El sol empezó a bajar. La luz se volvió dorada. Mamá llamó a María para la merienda. "¿Cuántas flores has contado?" preguntó con una sonrisa. María miró su cesta y el jardín lleno. Contó otra vez en voz baja. "Diecisiete flores", dijo. Mamá la abrazó y le mostró cómo guardar las herramientas. Era importante dejar el jardín limpio.
Antes de entrar, María se agachó y sopló sobre una flor de diente de león. Las semillas volaron en el aire como pequeñas naves. María las siguió con la mirada. "Adiós, semillas", dijo. Pensó que quizás viajarían lejos y harían crecer nuevas flores.
En la noche, al acostarse, María miró por la ventana. El jardín estaba tranquilo. Las flores cerraban sus pétalos. Ella pensó en todas las cosas que había sentido ese día: la suavidad de los pétalos, el canto de los pájaros, la frescura del agua, el gusto del aire.

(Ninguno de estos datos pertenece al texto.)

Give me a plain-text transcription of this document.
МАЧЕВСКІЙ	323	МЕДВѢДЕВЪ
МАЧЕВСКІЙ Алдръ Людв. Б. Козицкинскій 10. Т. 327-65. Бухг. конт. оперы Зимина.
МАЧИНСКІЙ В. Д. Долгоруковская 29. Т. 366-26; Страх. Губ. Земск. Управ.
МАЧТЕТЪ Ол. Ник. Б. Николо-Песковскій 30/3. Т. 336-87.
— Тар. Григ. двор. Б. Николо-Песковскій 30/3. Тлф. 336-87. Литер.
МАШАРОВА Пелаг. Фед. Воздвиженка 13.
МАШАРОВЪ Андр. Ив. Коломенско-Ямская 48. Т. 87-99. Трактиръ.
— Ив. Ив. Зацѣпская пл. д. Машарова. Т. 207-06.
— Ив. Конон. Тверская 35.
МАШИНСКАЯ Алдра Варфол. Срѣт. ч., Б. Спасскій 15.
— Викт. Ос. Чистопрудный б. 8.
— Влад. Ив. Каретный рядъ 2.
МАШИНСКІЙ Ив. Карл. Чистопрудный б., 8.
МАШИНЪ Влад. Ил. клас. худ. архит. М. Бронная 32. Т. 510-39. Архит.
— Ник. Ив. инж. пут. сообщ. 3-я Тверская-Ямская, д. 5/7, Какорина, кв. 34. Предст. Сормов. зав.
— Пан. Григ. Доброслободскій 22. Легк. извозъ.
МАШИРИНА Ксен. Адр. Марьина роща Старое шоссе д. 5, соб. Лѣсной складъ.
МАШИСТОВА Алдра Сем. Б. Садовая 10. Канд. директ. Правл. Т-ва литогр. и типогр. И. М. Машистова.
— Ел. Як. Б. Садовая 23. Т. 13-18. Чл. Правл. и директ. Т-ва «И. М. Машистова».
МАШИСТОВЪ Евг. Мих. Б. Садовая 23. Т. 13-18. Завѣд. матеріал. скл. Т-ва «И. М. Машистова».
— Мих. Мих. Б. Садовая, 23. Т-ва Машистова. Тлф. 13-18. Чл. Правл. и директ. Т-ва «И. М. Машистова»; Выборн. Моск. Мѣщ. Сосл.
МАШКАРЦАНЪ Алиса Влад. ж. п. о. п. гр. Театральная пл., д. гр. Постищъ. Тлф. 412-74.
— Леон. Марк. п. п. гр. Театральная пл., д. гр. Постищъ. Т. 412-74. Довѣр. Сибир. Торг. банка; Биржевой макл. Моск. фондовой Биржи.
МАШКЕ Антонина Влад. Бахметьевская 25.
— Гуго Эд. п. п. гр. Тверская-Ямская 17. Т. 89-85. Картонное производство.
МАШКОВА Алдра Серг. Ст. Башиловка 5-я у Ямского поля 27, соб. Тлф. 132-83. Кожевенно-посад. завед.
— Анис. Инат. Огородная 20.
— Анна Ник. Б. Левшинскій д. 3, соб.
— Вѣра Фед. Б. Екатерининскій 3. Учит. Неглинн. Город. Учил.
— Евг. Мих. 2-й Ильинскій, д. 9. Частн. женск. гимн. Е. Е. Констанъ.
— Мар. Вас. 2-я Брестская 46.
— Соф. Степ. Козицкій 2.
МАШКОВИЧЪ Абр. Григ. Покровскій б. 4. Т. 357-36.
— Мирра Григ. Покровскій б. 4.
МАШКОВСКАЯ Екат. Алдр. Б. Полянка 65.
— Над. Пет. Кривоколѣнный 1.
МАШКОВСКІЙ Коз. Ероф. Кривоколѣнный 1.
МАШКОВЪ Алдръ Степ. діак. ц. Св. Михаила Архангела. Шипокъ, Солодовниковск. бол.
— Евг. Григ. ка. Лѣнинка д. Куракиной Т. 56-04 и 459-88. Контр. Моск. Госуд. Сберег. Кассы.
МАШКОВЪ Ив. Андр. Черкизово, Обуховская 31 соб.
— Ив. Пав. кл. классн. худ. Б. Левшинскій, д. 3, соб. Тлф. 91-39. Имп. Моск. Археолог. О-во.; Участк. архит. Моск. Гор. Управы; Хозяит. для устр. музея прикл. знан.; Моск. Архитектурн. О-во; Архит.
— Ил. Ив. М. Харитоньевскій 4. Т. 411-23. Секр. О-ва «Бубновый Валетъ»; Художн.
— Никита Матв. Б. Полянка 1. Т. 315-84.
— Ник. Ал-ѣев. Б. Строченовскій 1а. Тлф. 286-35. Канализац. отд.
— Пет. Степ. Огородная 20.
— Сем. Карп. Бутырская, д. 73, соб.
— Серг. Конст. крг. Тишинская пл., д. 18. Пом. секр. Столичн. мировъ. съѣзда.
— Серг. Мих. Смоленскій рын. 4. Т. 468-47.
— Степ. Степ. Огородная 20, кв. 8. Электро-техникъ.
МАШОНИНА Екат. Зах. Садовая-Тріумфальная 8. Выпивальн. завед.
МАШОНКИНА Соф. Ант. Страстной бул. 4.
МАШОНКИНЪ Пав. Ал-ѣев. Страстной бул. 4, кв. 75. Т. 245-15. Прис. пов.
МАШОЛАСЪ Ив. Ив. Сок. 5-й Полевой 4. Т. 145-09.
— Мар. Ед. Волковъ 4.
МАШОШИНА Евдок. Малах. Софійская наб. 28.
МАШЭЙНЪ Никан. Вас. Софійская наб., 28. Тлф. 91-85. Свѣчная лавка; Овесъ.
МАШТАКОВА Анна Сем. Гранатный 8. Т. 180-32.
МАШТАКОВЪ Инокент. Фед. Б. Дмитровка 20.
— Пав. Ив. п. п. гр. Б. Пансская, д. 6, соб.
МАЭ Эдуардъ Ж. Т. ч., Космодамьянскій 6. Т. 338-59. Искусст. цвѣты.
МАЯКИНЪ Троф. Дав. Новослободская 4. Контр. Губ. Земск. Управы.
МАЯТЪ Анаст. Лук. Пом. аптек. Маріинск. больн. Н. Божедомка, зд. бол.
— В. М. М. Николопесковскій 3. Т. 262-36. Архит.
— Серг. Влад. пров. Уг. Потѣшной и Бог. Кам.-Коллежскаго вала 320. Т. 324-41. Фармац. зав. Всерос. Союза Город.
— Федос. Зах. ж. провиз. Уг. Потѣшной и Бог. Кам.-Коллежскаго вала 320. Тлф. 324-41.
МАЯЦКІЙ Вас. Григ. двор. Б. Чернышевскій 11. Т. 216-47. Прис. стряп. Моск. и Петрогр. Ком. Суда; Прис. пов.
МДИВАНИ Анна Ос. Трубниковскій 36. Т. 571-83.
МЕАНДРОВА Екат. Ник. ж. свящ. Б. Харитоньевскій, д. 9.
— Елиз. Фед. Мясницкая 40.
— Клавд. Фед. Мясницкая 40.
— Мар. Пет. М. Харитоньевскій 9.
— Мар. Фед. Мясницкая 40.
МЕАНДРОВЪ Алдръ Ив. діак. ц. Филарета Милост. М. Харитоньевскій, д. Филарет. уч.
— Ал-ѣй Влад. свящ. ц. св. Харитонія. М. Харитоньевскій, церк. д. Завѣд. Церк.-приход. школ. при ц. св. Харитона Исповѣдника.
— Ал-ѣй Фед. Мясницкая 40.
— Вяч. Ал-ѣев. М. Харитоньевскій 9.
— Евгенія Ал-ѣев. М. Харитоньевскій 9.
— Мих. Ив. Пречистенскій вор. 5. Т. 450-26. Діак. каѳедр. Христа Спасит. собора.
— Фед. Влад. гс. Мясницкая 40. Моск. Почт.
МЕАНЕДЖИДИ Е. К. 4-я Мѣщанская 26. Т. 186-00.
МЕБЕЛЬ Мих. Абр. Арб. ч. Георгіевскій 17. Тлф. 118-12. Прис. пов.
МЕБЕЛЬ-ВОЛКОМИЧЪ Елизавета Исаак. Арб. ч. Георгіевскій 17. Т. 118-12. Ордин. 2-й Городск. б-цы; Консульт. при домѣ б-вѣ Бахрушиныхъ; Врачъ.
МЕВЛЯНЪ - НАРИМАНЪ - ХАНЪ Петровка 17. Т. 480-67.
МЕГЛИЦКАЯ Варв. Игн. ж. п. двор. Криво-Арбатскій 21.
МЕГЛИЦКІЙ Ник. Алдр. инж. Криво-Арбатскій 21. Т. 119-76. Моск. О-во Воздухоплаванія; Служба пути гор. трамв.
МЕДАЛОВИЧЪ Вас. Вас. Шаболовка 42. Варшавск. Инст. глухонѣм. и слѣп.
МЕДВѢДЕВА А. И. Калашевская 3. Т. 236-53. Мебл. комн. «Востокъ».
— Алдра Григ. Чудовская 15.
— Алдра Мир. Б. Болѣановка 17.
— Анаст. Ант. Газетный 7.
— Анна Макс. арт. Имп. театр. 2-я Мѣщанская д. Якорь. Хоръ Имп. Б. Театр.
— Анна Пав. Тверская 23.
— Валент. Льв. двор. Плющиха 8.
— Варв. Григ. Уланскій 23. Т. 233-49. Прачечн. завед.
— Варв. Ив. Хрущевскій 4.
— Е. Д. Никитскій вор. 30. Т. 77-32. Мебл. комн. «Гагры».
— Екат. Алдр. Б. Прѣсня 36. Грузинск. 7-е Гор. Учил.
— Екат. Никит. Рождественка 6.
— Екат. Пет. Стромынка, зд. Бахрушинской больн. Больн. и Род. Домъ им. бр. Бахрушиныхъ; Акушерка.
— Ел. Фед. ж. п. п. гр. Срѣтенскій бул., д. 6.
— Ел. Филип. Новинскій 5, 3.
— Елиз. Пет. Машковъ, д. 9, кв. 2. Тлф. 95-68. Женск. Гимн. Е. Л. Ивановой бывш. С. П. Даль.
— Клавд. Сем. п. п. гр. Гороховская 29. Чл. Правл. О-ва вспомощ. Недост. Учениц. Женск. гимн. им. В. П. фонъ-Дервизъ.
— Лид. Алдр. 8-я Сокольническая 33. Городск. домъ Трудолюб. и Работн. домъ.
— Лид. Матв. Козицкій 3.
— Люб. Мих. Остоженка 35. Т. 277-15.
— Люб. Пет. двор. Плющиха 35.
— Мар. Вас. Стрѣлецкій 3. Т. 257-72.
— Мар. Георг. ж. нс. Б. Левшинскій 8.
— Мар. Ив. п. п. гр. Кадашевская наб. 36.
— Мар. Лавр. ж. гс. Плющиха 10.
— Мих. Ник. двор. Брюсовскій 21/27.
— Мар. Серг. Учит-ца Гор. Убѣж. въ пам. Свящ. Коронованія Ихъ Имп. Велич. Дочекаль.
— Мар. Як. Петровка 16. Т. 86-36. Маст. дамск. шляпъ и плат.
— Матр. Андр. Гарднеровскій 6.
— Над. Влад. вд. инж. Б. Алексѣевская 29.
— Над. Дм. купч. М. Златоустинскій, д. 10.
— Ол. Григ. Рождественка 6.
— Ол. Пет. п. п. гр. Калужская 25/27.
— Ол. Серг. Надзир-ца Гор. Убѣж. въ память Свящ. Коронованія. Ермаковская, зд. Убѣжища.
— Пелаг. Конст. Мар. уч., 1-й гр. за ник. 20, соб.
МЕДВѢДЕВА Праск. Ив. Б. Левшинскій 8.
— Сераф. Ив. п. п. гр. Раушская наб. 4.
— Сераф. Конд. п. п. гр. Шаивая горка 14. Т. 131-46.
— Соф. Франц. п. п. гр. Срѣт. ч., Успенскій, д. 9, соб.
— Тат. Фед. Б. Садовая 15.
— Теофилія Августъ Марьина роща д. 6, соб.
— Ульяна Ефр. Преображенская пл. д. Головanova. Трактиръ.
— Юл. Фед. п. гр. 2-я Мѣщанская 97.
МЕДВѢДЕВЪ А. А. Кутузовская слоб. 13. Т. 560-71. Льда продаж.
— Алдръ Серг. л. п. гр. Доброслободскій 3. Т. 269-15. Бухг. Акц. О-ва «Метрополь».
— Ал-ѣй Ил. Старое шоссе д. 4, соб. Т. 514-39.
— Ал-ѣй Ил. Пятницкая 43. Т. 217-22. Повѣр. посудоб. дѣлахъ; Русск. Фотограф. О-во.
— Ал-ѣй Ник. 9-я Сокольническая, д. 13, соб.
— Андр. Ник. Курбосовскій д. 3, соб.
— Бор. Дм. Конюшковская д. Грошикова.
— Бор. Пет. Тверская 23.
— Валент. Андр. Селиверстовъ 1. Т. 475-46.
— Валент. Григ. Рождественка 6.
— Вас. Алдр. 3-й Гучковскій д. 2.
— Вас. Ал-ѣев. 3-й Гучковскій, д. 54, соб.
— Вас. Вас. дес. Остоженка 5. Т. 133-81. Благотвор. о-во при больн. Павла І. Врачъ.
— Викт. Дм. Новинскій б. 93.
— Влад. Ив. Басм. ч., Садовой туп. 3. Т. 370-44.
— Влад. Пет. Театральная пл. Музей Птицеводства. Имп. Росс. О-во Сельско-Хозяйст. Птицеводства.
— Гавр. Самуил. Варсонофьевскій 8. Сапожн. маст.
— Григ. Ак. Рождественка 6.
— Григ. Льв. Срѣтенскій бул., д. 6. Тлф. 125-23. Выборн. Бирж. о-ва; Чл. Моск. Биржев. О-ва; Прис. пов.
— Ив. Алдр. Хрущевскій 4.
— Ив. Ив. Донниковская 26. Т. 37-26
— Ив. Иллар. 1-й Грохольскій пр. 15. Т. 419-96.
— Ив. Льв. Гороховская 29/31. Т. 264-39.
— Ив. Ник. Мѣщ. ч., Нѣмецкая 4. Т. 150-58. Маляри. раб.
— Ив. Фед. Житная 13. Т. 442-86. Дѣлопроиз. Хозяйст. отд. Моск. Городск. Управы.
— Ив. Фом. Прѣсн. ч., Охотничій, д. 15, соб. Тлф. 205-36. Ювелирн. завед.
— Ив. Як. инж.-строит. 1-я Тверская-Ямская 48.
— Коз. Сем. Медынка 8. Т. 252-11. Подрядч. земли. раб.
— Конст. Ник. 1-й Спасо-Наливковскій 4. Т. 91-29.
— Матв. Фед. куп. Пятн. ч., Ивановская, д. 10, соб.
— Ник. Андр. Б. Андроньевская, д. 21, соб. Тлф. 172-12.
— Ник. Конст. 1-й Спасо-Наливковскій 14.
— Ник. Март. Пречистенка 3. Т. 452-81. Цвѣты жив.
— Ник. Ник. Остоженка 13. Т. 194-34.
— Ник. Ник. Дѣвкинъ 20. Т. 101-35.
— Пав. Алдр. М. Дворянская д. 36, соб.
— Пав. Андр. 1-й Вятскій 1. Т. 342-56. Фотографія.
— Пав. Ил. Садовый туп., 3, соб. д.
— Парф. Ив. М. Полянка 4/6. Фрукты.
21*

Se quedó con la sensación de haber ayudado.
"Quiero ver qué traerá el verano", murmuró María antes de dormir. Sintió curiosidad y calma. Supo que cuidando el jardín, cuidaba el mundo un poquito. Cerró los ojos con una sonrisa y soñó con flores nuevas, con abejas amigas y con el sol que volvería mañana.